The government seized Wawrzecki's apartment and forcibly evicted his wife and three children. Several hundred people were arrested as part of the same case. Along with Wawrzecki, four other directors, four shop managers, and the owner of a butcher's shop were also charged. The prosecutor's office sought death sentences for Wawrzecki and two others, Henryk Gradowski and Kazimierz Witowski, but the judge only sentenced Wawrzecki to death. The four directors were sentenced to life imprisonment, and the other seven defendants were sentenced to nine to twelve years in prison, along with state seizure of property and fines. In the 1970s, the life sentences of some of the accused were commuted to 25 years in prison after the introduction of a new penal law.

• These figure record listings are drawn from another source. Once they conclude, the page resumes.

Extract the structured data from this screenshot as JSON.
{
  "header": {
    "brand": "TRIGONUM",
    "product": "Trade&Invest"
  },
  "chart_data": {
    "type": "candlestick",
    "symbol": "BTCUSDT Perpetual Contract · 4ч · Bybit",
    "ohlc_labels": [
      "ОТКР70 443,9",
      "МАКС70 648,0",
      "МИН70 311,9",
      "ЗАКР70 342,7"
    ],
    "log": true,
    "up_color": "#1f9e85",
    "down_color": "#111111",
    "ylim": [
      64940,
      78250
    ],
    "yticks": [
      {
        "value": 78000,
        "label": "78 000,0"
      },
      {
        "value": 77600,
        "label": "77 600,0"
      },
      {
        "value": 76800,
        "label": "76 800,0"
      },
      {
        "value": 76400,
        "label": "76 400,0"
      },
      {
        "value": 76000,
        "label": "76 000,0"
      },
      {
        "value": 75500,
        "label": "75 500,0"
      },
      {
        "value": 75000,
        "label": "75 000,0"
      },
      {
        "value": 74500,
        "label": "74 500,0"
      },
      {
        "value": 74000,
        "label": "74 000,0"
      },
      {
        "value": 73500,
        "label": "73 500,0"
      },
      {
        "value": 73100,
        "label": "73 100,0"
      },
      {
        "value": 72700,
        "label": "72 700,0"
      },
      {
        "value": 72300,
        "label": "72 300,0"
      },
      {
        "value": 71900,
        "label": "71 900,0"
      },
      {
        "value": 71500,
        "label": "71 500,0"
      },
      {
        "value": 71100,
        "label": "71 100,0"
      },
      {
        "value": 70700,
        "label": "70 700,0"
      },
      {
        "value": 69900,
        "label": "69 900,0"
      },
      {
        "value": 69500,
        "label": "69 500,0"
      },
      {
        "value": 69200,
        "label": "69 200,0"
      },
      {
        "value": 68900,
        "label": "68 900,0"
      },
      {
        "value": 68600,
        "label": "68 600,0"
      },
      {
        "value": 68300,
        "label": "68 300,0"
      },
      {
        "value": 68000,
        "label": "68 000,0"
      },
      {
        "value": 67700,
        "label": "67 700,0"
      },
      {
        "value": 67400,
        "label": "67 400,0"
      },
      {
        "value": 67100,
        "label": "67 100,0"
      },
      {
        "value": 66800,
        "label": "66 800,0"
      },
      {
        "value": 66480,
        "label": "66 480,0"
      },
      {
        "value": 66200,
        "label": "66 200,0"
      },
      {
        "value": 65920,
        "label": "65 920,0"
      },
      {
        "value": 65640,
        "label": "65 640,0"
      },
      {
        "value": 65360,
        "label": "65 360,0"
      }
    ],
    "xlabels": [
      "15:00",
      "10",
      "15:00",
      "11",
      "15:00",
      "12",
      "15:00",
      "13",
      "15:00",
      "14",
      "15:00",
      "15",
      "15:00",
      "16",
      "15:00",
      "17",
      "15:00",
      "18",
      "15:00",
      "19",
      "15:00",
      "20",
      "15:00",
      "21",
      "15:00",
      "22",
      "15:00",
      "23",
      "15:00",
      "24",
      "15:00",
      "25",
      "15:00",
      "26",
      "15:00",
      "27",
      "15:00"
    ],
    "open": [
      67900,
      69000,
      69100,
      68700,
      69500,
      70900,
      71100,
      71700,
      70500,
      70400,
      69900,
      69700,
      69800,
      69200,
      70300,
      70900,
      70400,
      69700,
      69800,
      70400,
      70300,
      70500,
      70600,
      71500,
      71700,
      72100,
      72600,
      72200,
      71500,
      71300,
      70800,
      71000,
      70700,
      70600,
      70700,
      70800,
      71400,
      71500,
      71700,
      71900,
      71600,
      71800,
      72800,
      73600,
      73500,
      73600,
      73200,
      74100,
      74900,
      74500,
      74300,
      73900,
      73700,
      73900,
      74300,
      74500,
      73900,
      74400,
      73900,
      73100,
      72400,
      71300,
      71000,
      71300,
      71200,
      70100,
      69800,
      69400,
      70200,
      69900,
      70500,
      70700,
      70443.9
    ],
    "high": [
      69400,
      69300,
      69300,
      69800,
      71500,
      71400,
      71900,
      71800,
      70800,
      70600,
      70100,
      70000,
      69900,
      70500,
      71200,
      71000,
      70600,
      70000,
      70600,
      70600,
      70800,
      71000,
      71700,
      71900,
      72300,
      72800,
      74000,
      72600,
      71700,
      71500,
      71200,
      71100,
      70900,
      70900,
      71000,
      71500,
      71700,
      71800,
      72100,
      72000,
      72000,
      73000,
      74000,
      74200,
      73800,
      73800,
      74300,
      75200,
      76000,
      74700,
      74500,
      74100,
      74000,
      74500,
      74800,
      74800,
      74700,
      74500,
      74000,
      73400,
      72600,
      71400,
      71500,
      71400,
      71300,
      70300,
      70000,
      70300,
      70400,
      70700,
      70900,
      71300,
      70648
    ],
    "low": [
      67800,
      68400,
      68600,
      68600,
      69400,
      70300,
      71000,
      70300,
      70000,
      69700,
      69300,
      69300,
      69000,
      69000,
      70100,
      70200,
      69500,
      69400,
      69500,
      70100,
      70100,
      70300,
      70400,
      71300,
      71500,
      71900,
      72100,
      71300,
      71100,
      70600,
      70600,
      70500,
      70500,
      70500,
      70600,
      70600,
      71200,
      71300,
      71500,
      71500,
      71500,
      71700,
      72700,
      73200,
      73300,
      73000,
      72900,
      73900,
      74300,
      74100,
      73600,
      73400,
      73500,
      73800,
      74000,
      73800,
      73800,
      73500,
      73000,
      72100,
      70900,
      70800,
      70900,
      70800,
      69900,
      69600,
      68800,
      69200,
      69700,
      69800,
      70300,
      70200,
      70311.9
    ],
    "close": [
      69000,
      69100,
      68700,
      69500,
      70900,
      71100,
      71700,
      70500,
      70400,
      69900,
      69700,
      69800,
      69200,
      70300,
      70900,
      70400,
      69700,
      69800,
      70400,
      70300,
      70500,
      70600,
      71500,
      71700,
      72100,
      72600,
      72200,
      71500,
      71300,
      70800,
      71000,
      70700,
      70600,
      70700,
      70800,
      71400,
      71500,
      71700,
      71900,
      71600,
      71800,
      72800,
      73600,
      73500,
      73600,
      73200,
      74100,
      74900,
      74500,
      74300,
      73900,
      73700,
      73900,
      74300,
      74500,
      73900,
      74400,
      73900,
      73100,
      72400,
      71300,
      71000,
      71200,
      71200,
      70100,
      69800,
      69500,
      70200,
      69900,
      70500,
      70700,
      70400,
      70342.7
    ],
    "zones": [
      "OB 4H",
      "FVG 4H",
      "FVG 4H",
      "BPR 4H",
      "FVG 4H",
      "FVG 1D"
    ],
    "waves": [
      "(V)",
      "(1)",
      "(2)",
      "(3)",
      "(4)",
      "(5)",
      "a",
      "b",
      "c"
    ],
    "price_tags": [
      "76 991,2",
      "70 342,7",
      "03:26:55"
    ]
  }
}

Three days after his arrest, Wawrzecki admitted to receiving about 3.5 million złoty. Investigators promised him that if he confessed, they would help him get a lower sentence or even a suspended sentence. However, the State Council refused his request for commutation. His trial was influenced by strong pressure from the communist authorities, especially from then PZPR First Secretary, Władysław Gomułka, who had insisted on the death penalty.

Contrary to popular belief, Wawrzecki was not the only person sentenced to death by the Polish People's Republic for economic crimes, but he was the only one on whom the sentence was carried out. In 1960, Bolesław Dedo was sentenced to death for his alleged involvement in the "leather affair", but his sentence was commuted to life imprisonment by the State Council. He was released after he spent more than 17 years in prison.

=== Execution ===
He was hanged on 19 March 1965 in Warsaw.

== Aftermath ==
One of the judges that issued the death sentence, Roman Kryże, inspired the Polish saying "Sądzi Kryże – będą krzyże", referring to the disproportionate amount of death sentences he issued compared to other judges. The Institute of National Remembrance considers Kryże to have acted as "an agent of the apparatus of Stalinist repression". He sentenced over 80 members of the Home Army to death, including resistance leader Witold Pilecki.

According to historian Dariusz Jarosz, Wawrzecki's execution did not "significantly reduce crimes in the meat industry". Historian Jerzy Kochanowski concluded that Wawrzecki's trial "would have not ended as it did" if it was not for the "economic and political environment" surrounding the trial.

In 2004, the Supreme Court of Poland overturned the sentences of the defendants involved in the "Meat Scandal", ruling that the sentences were a miscarriage of justice. Nevertheless, the Court did not pardon Wawrzecki because it was the nature of the sentence which was disputed, rather than his guilt. In 2007, a Warsaw court ruled that Wawrzecki's relatives were not owed compensation for the property that the government had seized from him, citing that the asset seizure was mandatory under the laws at the time and would have been applied even if the court issued a different verdict in 1965. In 2010, a court in Warsaw ruled that the prosecutor of Wawrzecki's trial, Eugeniusz W., could not be prosecuted due to the statute of limitations.

In April 2021, one of Wawrzecki's sons, Piotr Wawrzecki, was granted 200,000 złoty ( in USD) as compensation.